Now that Meno has been made to understand the nature of a general definition, he answers in the spirit of a Greek gentleman, and in the words of a poet, 'that virtue is to delight in things honourable, and to have the power of getting them.' This is a nearer approximation than he has yet made to a complete definition, and, regarded as a piece of proverbial or popular morality, is not far from the truth. But the objection is urged, 'that the honourable is the good,' and as every one equally desires the good, the point of the definition is contained in the words, 'the power of getting them.' 'And they must be got justly or with justice.' The definition will then stand thus: 'Virtue is the power of getting good with justice.' But justice is a part of virtue, and therefore virtue is the getting of good with a part of virtue. The definition repeats the word defined.

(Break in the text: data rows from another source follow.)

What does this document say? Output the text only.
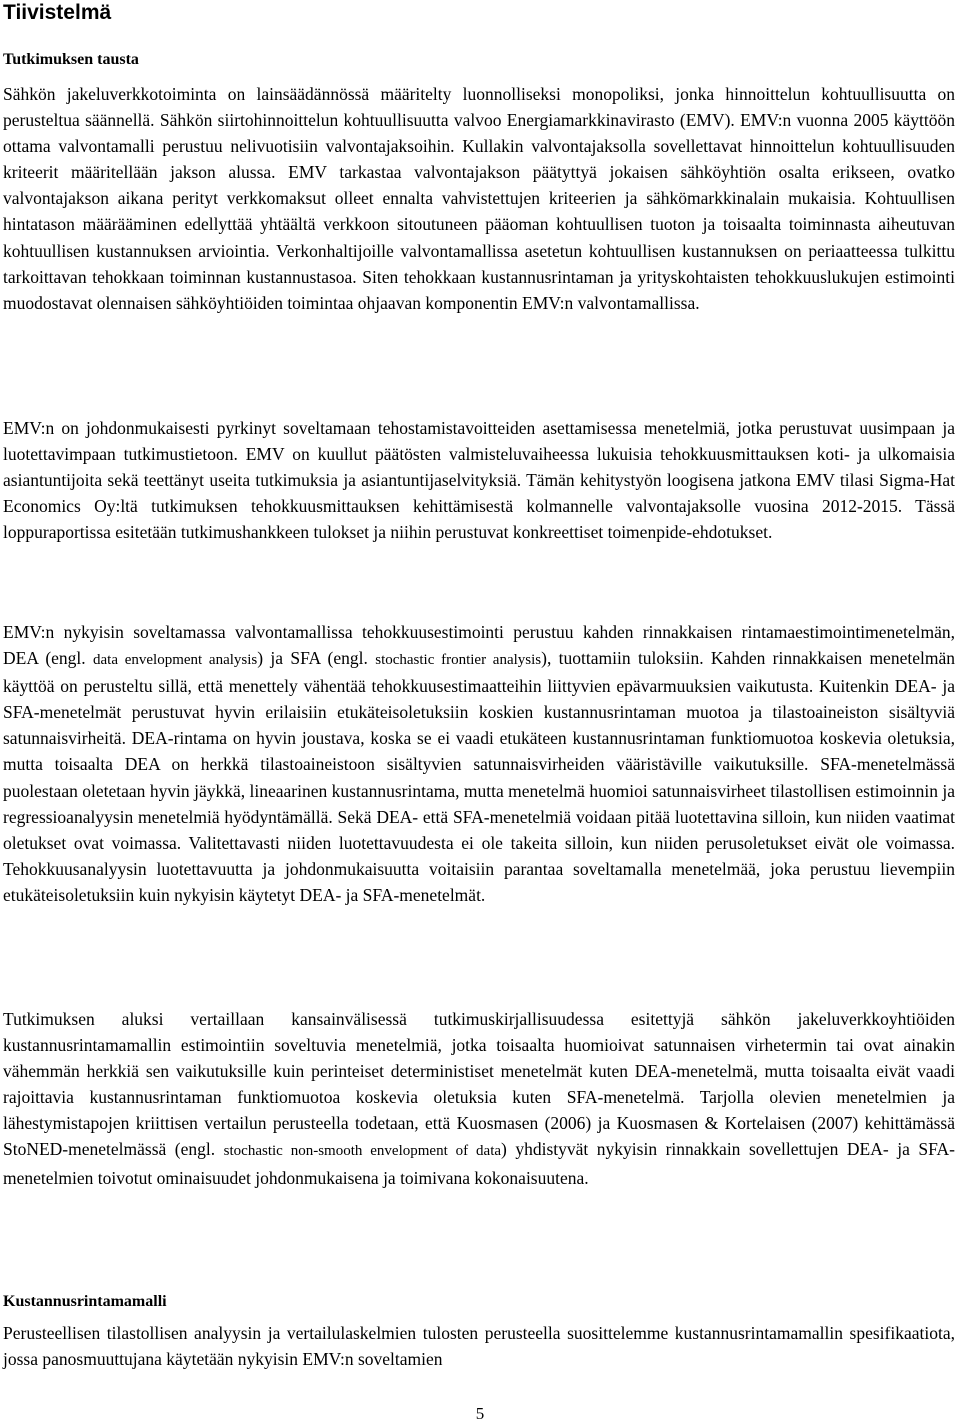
Tiivistelmä
Tutkimuksen tausta

Sähkön jakeluverkkotoiminta on lainsäädännössä määritelty luonnolliseksi monopoliksi, jonka hinnoittelun kohtuullisuutta on perusteltua säännellä. Sähkön siirtohinnoittelun kohtuullisuutta valvoo Energiamarkkinavirasto (EMV). EMV:n vuonna 2005 käyttöön ottama valvontamalli perustuu nelivuotisiin valvontajaksoihin. Kullakin valvontajaksolla sovellettavat hinnoittelun kohtuullisuuden kriteerit määritellään jakson alussa. EMV tarkastaa valvontajakson päätyttyä jokaisen sähköyhtiön osalta erikseen, ovatko valvontajakson aikana perityt verkkomaksut olleet ennalta vahvistettujen kriteerien ja sähkömarkkinalain mukaisia. Kohtuullisen hintatason määrääminen edellyttää yhtäältä verkkoon sitoutuneen pääoman kohtuullisen tuoton ja toisaalta toiminnasta aiheutuvan kohtuullisen kustannuksen arviointia. Verkonhaltijoille valvontamallissa asetetun kohtuullisen kustannuksen on periaatteessa tulkittu tarkoittavan tehokkaan toiminnan kustannustasoa. Siten tehokkaan kustannusrintaman ja yrityskohtaisten tehokkuuslukujen estimointi muodostavat olennaisen sähköyhtiöiden toimintaa ohjaavan komponentin EMV:n valvontamallissa.

EMV:n on johdonmukaisesti pyrkinyt soveltamaan tehostamistavoitteiden asettamisessa menetelmiä, jotka perustuvat uusimpaan ja luotettavimpaan tutkimustietoon. EMV on kuullut päätösten valmisteluvaiheessa lukuisia tehokkuusmittauksen koti- ja ulkomaisia asiantuntijoita sekä teettänyt useita tutkimuksia ja asiantuntijaselvityksiä. Tämän kehitystyön loogisena jatkona EMV tilasi Sigma-Hat Economics Oy:ltä tutkimuksen tehokkuusmittauksen kehittämisestä kolmannelle valvontajaksolle vuosina 2012-2015. Tässä loppuraportissa esitetään tutkimushankkeen tulokset ja niihin perustuvat konkreettiset toimenpide-ehdotukset.

EMV:n nykyisin soveltamassa valvontamallissa tehokkuusestimointi perustuu kahden rinnakkaisen rintamaestimointimenetelmän, DEA (engl. data envelopment analysis) ja SFA (engl. stochastic frontier analysis), tuottamiin tuloksiin. Kahden rinnakkaisen menetelmän käyttöä on perusteltu sillä, että menettely vähentää tehokkuusestimaatteihin liittyvien epävarmuuksien vaikutusta. Kuitenkin DEA- ja SFA-menetelmät perustuvat hyvin erilaisiin etukäteisoletuksiin koskien kustannusrintaman muotoa ja tilastoaineiston sisältyviä satunnaisvirheitä. DEA-rintama on hyvin joustava, koska se ei vaadi etukäteen kustannusrintaman funktiomuotoa koskevia oletuksia, mutta toisaalta DEA on herkkä tilastoaineistoon sisältyvien satunnaisvirheiden vääristäville vaikutuksille. SFA-menetelmässä puolestaan oletetaan hyvin jäykkä, lineaarinen kustannusrintama, mutta menetelmä huomioi satunnaisvirheet tilastollisen estimoinnin ja regressioanalyysin menetelmiä hyödyntämällä. Sekä DEA- että SFA-menetelmiä voidaan pitää luotettavina silloin, kun niiden vaatimat oletukset ovat voimassa. Valitettavasti niiden luotettavuudesta ei ole takeita silloin, kun niiden perusoletukset eivät ole voimassa. Tehokkuusanalyysin luotettavuutta ja johdonmukaisuutta voitaisiin parantaa soveltamalla menetelmää, joka perustuu lievempiin etukäteisoletuksiin kuin nykyisin käytetyt DEA- ja SFA-menetelmät.

Tutkimuksen aluksi vertaillaan kansainvälisessä tutkimuskirjallisuudessa esitettyjä sähkön jakeluverkkoyhtiöiden kustannusrintamamallin estimointiin soveltuvia menetelmiä, jotka toisaalta huomioivat satunnaisen virhetermin tai ovat ainakin vähemmän herkkiä sen vaikutuksille kuin perinteiset deterministiset menetelmät kuten DEA-menetelmä, mutta toisaalta eivät vaadi rajoittavia kustannusrintaman funktiomuotoa koskevia oletuksia kuten SFA-menetelmä. Tarjolla olevien menetelmien ja lähestymistapojen kriittisen vertailun perusteella todetaan, että Kuosmasen (2006) ja Kuosmasen & Kortelaisen (2007) kehittämässä StoNED-menetelmässä (engl. stochastic non-smooth envelopment of data) yhdistyvät nykyisin rinnakkain sovellettujen DEA- ja SFA-menetelmien toivotut ominaisuudet johdonmukaisena ja toimivana kokonaisuutena.

Kustannusrintamamalli

Perusteellisen tilastollisen analyysin ja vertailulaskelmien tulosten perusteella suosittelemme kustannusrintamamallin spesifikaatiota, jossa panosmuuttujana käytetään nykyisin EMV:n soveltamien

5
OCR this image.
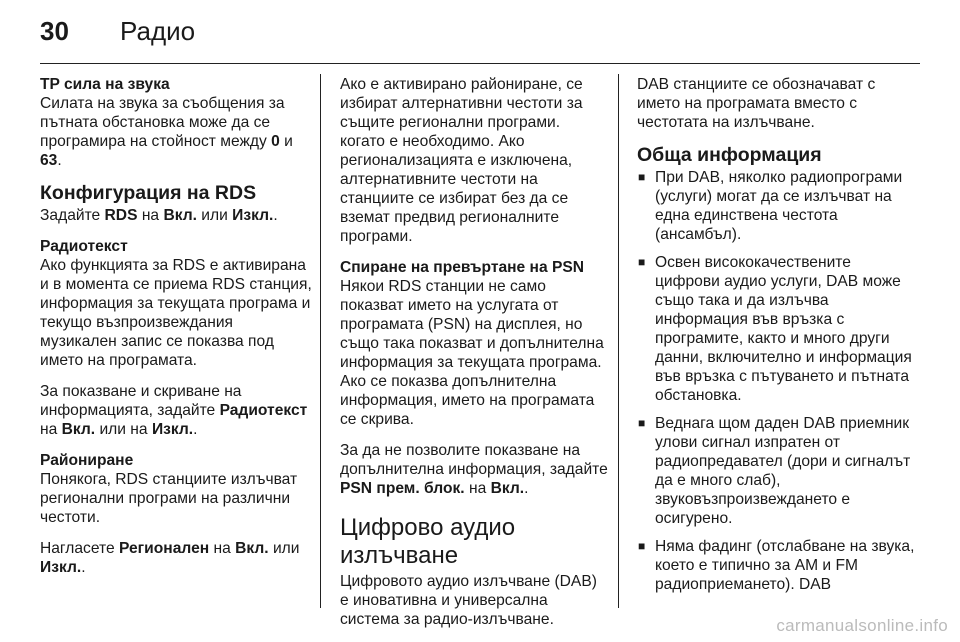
30	Радио

TP сила на звука

Силата на звука за съобщения за пътната обстановка може да се програмира на стойност между 0 и 63.

Конфигурация на RDS

Задайте RDS на Вкл. или Изкл..

Радиотекст

Ако функцията за RDS е активирана и в момента се приема RDS станция, информация за текущата програма и текущо възпроизвеждания музикален запис се показва под името на програмата.

За показване и скриване на информацията, задайте Радиотекст на Вкл. или на Изкл..

Райониране

Понякога, RDS станциите излъчват регионални програми на различни честоти.

Нагласете Регионален на Вкл. или Изкл..

Ако е активирано райониране, се избират алтернативни честоти за същите регионални програми. когато е необходимо. Ако регионализацията е изключена, алтернативните честоти на станциите се избират без да се вземат предвид регионалните програми.

Спиране на превъртане на PSN

Някои RDS станции не само показват името на услугата от програмата (PSN) на дисплея, но също така показват и допълнителна информация за текущата програма. Ако се показва допълнителна информация, името на програмата се скрива.

За да не позволите показване на допълнителна информация, задайте PSN прем. блок. на Вкл..

Цифрово аудио излъчване

Цифровото аудио излъчване (DAB) е иновативна и универсална система за радио-излъчване.

DAB станциите се обозначават с името на програмата вместо с честотата на излъчване.

Обща информация
■ При DAB, няколко радиопрограми (услуги) могат да се излъчват на една единствена честота (ансамбъл).
■ Освен висококачествените цифрови аудио услуги, DAB може също така и да излъчва информация във връзка с програмите, както и много други данни, включително и информация във връзка с пътуването и пътната обстановка.
■ Веднага щом даден DAB приемник улови сигнал изпратен от радиопредавател (дори и сигналът да е много слаб), звуковъзпроизвеждането е осигурено.
■ Няма фадинг (отслабване на звука, което е типично за AM и FM радиоприемането). DAB
carmanualsonline.info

Meno complains that the conversation of Socrates has the effect of a torpedo's shock upon him. When he talks with other persons he has plenty to say about virtue; in the presence of Socrates, his thoughts desert him. Socrates replies that he is only the cause of perplexity in others, because he is himself perplexed. He proposes to continue the enquiry. But how, asks Meno, can he enquire either into what he knows or into what he does not know? This is a sophistical puzzle, which, as Socrates remarks, saves a great deal of trouble to him who accepts it. But the puzzle has a real difficulty latent under it, to which Socrates will endeavour to find a reply. The difficulty is the origin of knowledge:--
He has heard from priests and priestesses, and from the poet Pindar, of an immortal soul which is born again and again in successive periods of existence, returning into this world when she has paid the penalty of ancient crime, and, having wandered over all places of the upper and under world, and seen and known all things at one time or other, is by association out of one thing capable of recovering all. For nature is of one kindred; and every soul has a seed or germ which may be developed into all knowledge. The existence of this latent knowledge is further proved by the interrogation of one of Meno's slaves, who, in the skilful hands of Socrates, is made to acknowledge some elementary relations of geometrical figures.